Non mi restava per il momento che Anna Rosa, la compagnia ch’ella voleva le tenessi durante la sua infermità. Se ne stava a letto, col piede fasciato; e diceva che non se ne sarebbe alzata piú, se, come ancora i medici temevano, fosse rimasta zoppa. Il pallore e il languore della lunga degenza le avevano conferito una grazia nuova, in contrasto con quella di prima. La luce degli occhi le si era fatta piú intensa, quasi cupa. Diceva di non poter dormire. L'odore dei suoi capelli densi, neri, un pò ricciuti e aridi, quando la mattina se li trovava sciolti e arruffati sul guanciale, la soffocava. Se non era per il ribrezzo delle mani d'un parrucchiere sul suo capo, se li sarebbe fatti tagliare. Mi domandò, una mattina, se io non avrei saputo tagliarglieli. Rise del mio imbarazzo nel risponderle, poi si tirò sul viso la rimboccatura del lenzuolo e rimase cosí un gran pezzo col viso nascosto, in silenzio. Sotto le coperte s'indovinavano procaci le formosità del suo corpo di vergine matura. Sapevo da Dida che ella aveva già venticinque anni. Certo, standosene cosí col viso nascosto pensava ch’io non avrei potuto fare a meno di guardare il suo corpo come si disegnava sotto le coperte. Mi tentava. Nella penombra della cameretta rosea in disordine, il silenzio pareva consapevole dell'attesa vana d'una vita che i desideri momentanei di quella bizzarra creatura non avrebbero potuto mai far nascere né consistere in qualche modo. Avevo indovinato in lei l'insofferenza assoluta d'ogni cosa che accennasse a durare e stabilirsi. Tutto ciò che faceva, ogni desiderio o pensiero che le sorgevano per un momento, un momento dopo erano già come lontanissimi da lei; e se le avveniva di sentirsene ancora trattenuta, erano smanie rabbiose, scatti d'ira e perfino scomposte escandescenze.

Solo del suo corpo pareva si compiacesse sempre, per quanto a volte non se ne mostrasse per nulla contenta, anzi dicesse di odiarselo. Ma se lo stava a mirare continuamente allo specchio, in ogni parte o tratto; a provarne tutti gli atteggiamenti, tutte le espressioni di cui i suoi occhi cosí intensi lucidi e vivaci, le sue narici frementi, la sua bocca rossa sdegnosa, la mandibola mobilissima, potevano essere capaci. Cosí, come per un gusto d'attrice; non perché pensasse che per sé, nella vita, potessero servirle se non per giuoco: per un giuoco momentaneo di civetteria o provocazione.

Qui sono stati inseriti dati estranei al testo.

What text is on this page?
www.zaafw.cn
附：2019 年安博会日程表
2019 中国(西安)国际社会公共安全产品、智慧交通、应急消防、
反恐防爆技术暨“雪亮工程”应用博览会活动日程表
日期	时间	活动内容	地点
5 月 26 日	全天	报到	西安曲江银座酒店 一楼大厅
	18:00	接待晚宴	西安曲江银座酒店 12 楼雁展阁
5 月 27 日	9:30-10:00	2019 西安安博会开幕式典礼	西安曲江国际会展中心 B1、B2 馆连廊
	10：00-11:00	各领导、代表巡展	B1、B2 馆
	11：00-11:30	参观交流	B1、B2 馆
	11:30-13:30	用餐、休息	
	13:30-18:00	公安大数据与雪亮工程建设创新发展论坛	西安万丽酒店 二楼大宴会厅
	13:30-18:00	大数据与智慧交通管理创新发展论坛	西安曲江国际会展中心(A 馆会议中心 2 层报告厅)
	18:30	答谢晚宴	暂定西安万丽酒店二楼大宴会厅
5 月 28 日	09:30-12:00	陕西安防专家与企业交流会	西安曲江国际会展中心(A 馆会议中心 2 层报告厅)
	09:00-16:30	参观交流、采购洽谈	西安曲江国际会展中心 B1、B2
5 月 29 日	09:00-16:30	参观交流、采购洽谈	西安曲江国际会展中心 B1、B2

Una mattina le vidi provare e studiare a lungo nello specchietto a mano che teneva con sé sul letto un sorriso pietoso e tenero, pur con un brillío negli occhi di malizia quasi puerile. Vedermelo poi rifare tal quale, quel sorriso, vivo, proprio come se le nascesse or ora spontaneo per me, mi provocò un moto di ribellione. Le dissi che non ero il suo specchio. Ma non s’offese. Mi domandò se quel sorriso, come ora gliel'avevo visto, era

quello stesso che lei s’era veduto e studiato nello specchio dianzi. Le risposi, seccato di quell'insistenza: «Che vuole che ne sappia io? Non posso mica sapere come lei se l'è veduto. Si faccia fare una fotografia con quel sorriso. «Ce l'ho,» mi disse. «Una, grande. Là nel cassetto di sotto dell'armadio. Me la prenda, per favore.» Quel cassetto era pieno di sue fotografie. Me ne mostrò tante, di antiche e di recenti. «Tutte morte,» le dissi. Si voltò di scatto a guardarmi. «Morte?»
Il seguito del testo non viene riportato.